Mankato pet lovers turned out to protest a new city ordinance that would limit the number of cats or dogs in any residence to three. Many said it's not the number of pets that should be the focus, but rather the actions of pet owners. Brent Rosso told the city council he read the ordinance and there are other parts that don't make sense, either -- like a section that says any animal other than a cat or dog is illegal "Decriminalize goldfish and hamsters," he told councilmembers. The Mankato City Council did not vote on the proposed new ordinance, and instead will take it back into work sessions to come up with a different plan.
The man accused of shooting a teenage girl multiple times in Beltrami County was in court Monday. 40-year-old Chad Pickering is charged with attempted first-degree murder after investigators say he shot a 17-year-old girl a week ago as she stood on the deck of her home in Eckles Township. Court documents say Pickering first denied shooting the teenager, but later admitted to firing at her several times because he felt threatened after an earlier confrontation in which the victim accused him of trespassing. Beltrami County Attorney Timothy Faver says Monday's hearing was Pickering's first with his court-appointed attorney. He says at an omnibus hearing set for August 18th, Pickering's lawyer will have an opportunity to challenge witness statements and other evidence. Faver expects a long court battle and predicts the trial will be rescheduled numerous times.
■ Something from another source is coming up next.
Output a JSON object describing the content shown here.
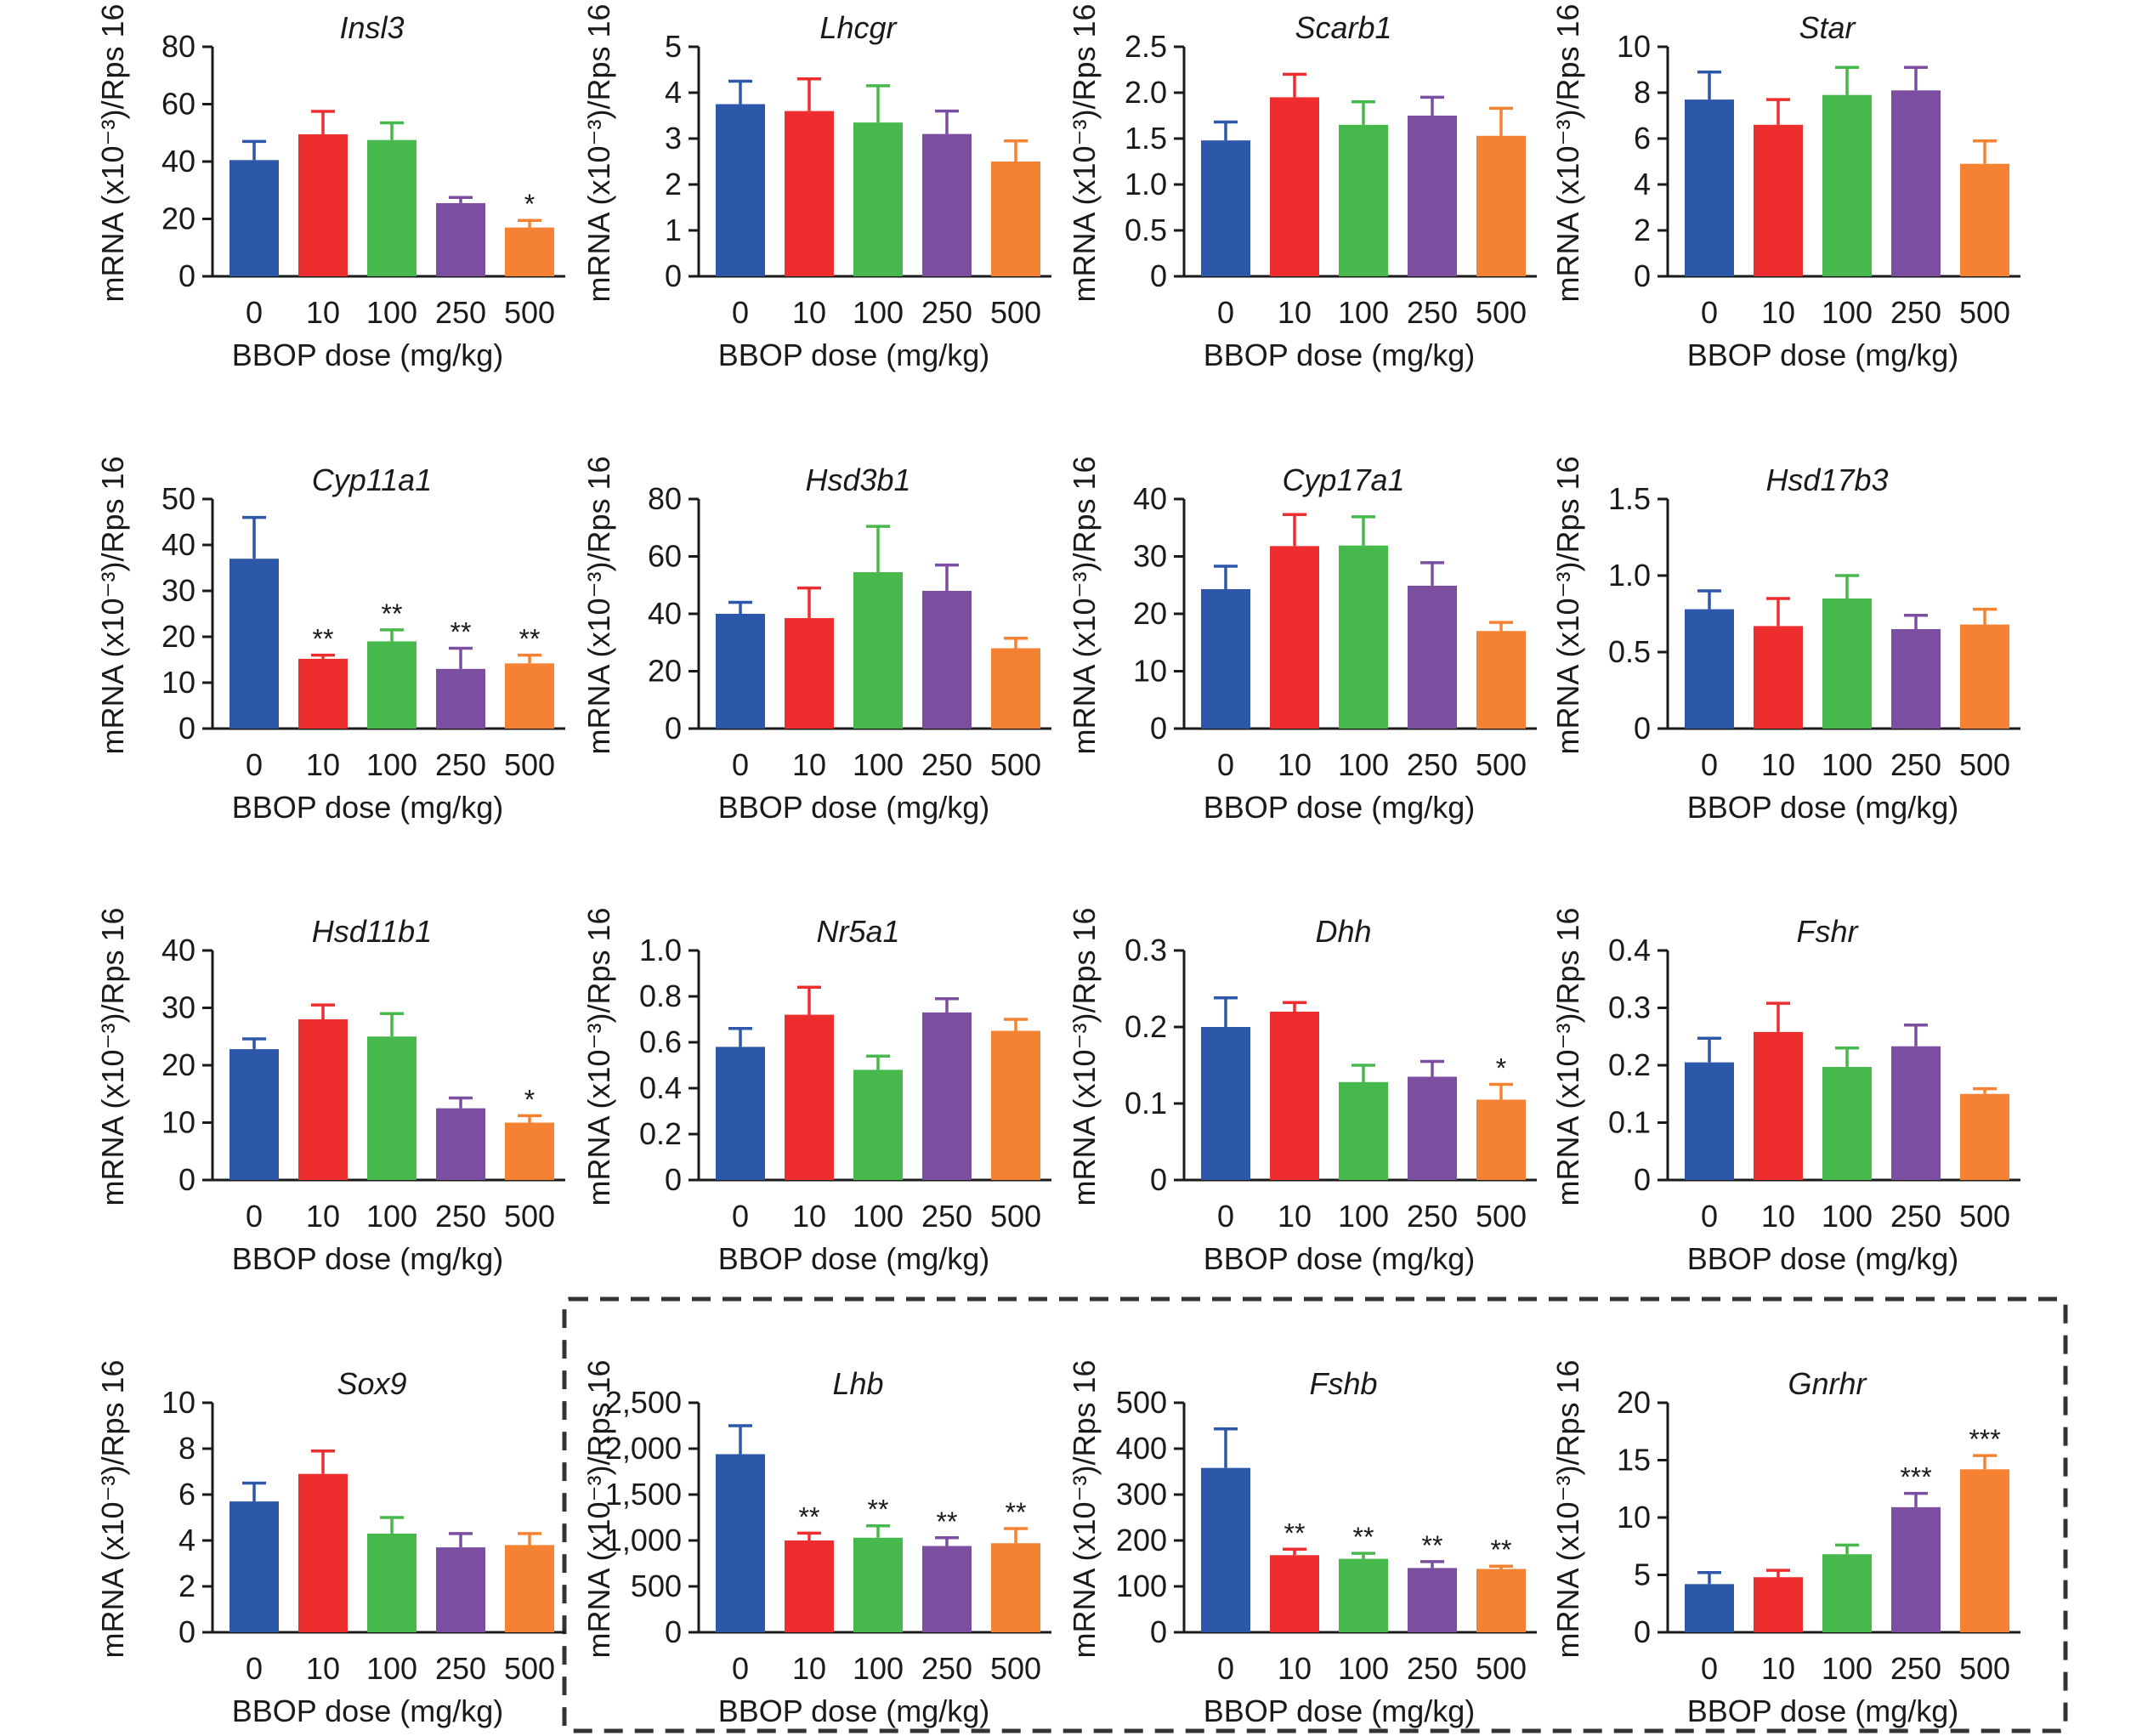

The investigation continues into a fatal shooting that occurred during a home invasion early Saturday morning in Koochiching County. The Sheriff's Office says a man asking for help at a house in Ray went inside after the door was opened and assaulted the female homeowner. The woman's son shot the man who later died at Rainy Lake Medical Center. The Sheriff's Office says more details will be released after an autopsy and positive identification is made. Ray is southeast of International Falls.
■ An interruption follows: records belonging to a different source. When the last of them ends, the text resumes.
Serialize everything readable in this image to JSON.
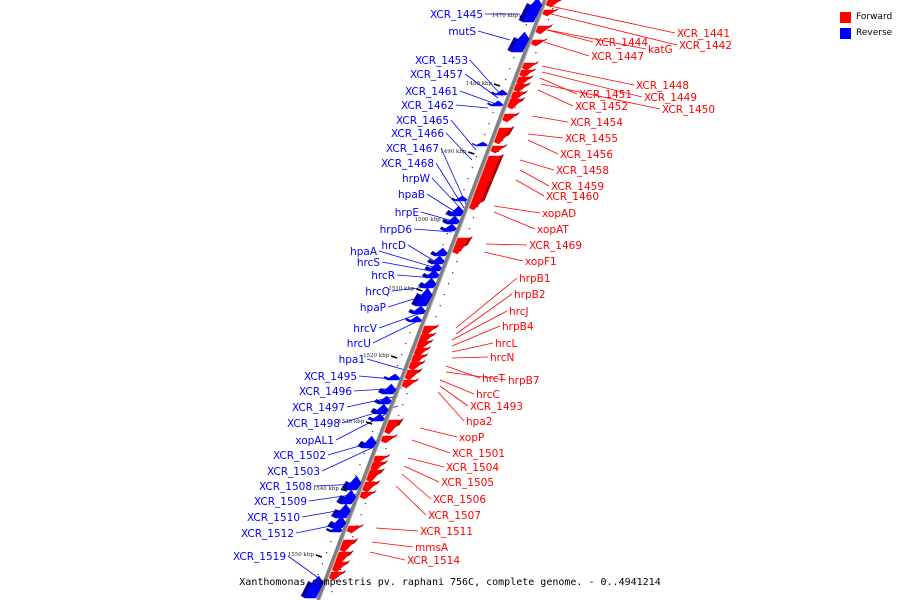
{
  "caption": "Xanthomonas campestris pv. raphani 756C, complete genome. - 0..4941214",
  "legend": [
    {
      "label": "Forward",
      "color": "#ff0000"
    },
    {
      "label": "Reverse",
      "color": "#0000ff"
    }
  ],
  "colors": {
    "forward": "#ff0000",
    "reverse": "#0000ff",
    "axis": "#808080",
    "tick": "#000000"
  },
  "scale_marks": [
    "1470 kbp",
    "1480 kbp",
    "1490 kbp",
    "1500 kbp",
    "1510 kbp",
    "1520 kbp",
    "1530 kbp",
    "1540 kbp",
    "1550 kbp"
  ],
  "forward_labels": [
    "XCR_1441",
    "XCR_1442",
    "XCR_1444",
    "katG",
    "XCR_1447",
    "XCR_1448",
    "XCR_1449",
    "XCR_1451",
    "XCR_1450",
    "XCR_1452",
    "XCR_1454",
    "XCR_1455",
    "XCR_1456",
    "XCR_1458",
    "XCR_1459",
    "XCR_1460",
    "xopAD",
    "xopAT",
    "XCR_1469",
    "xopF1",
    "hrpB1",
    "hrpB2",
    "hrcJ",
    "hrpB4",
    "hrcL",
    "hrcN",
    "hrcT",
    "hrpB7",
    "hrcC",
    "XCR_1493",
    "hpa2",
    "xopP",
    "XCR_1501",
    "XCR_1504",
    "XCR_1505",
    "XCR_1506",
    "XCR_1507",
    "XCR_1511",
    "mmsA",
    "XCR_1514"
  ],
  "reverse_labels": [
    "XCR_1445",
    "mutS",
    "XCR_1453",
    "XCR_1457",
    "XCR_1461",
    "XCR_1462",
    "XCR_1465",
    "XCR_1466",
    "XCR_1467",
    "XCR_1468",
    "hrpW",
    "hpaB",
    "hrpE",
    "hrpD6",
    "hpaA",
    "hrcD",
    "hrcS",
    "hrcR",
    "hrcQ",
    "hpaP",
    "hrcV",
    "hrcU",
    "hpa1",
    "XCR_1495",
    "XCR_1496",
    "XCR_1497",
    "XCR_1498",
    "xopAL1",
    "XCR_1502",
    "XCR_1503",
    "XCR_1508",
    "XCR_1509",
    "XCR_1510",
    "XCR_1512",
    "XCR_1519"
  ]
}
There were at least two motorcycle accidents in Minnesota on Sunday. The State Patrol says 27-year-old Mistee Marsolek was driving an SUV on Highway 14 in Olmsted County when she rear-ended another vehicle last (Sun) night, pushing it into the path of a motorcycle traveling the opposite direction. 45-year-old Gregory Maumler of Hammond was thrown from the bike and into the ditch. Both he and Marsolek were hospitalized but are expected to recover. The driver of the other car involved was not hurt. And in Rushford, troopers say a biker was performing a "burnout stunt" on Highway 43 when he lost control and crashed. 23-year-old Jordan Becker of Caledonia was taken to the hospital with injuries that are not believed to be life-threatening.
A new study finds visitors to America's national parks, recreational areas and monuments contributed $26.5 billion to the U.S. economy in 2013, and in Minnesota the economic impact topped $50-million. Jeffrey Olson with the National Park Service says rural towns near the parks see the greatest benefit. Olson says last year there were nearly 660,000 visits to national parks in Minnesota, which supported 550 jobs in the state. In addition to Voyageurs National Park, there are national monuments in Grand Portage and Pipestone, the Mississippi River National Recreation area in the Twin Cities as well as the St. Croix National Scenic Riverway, and the National Scenic Trail that runs through Minnesota and six other states from New York to North Dakota.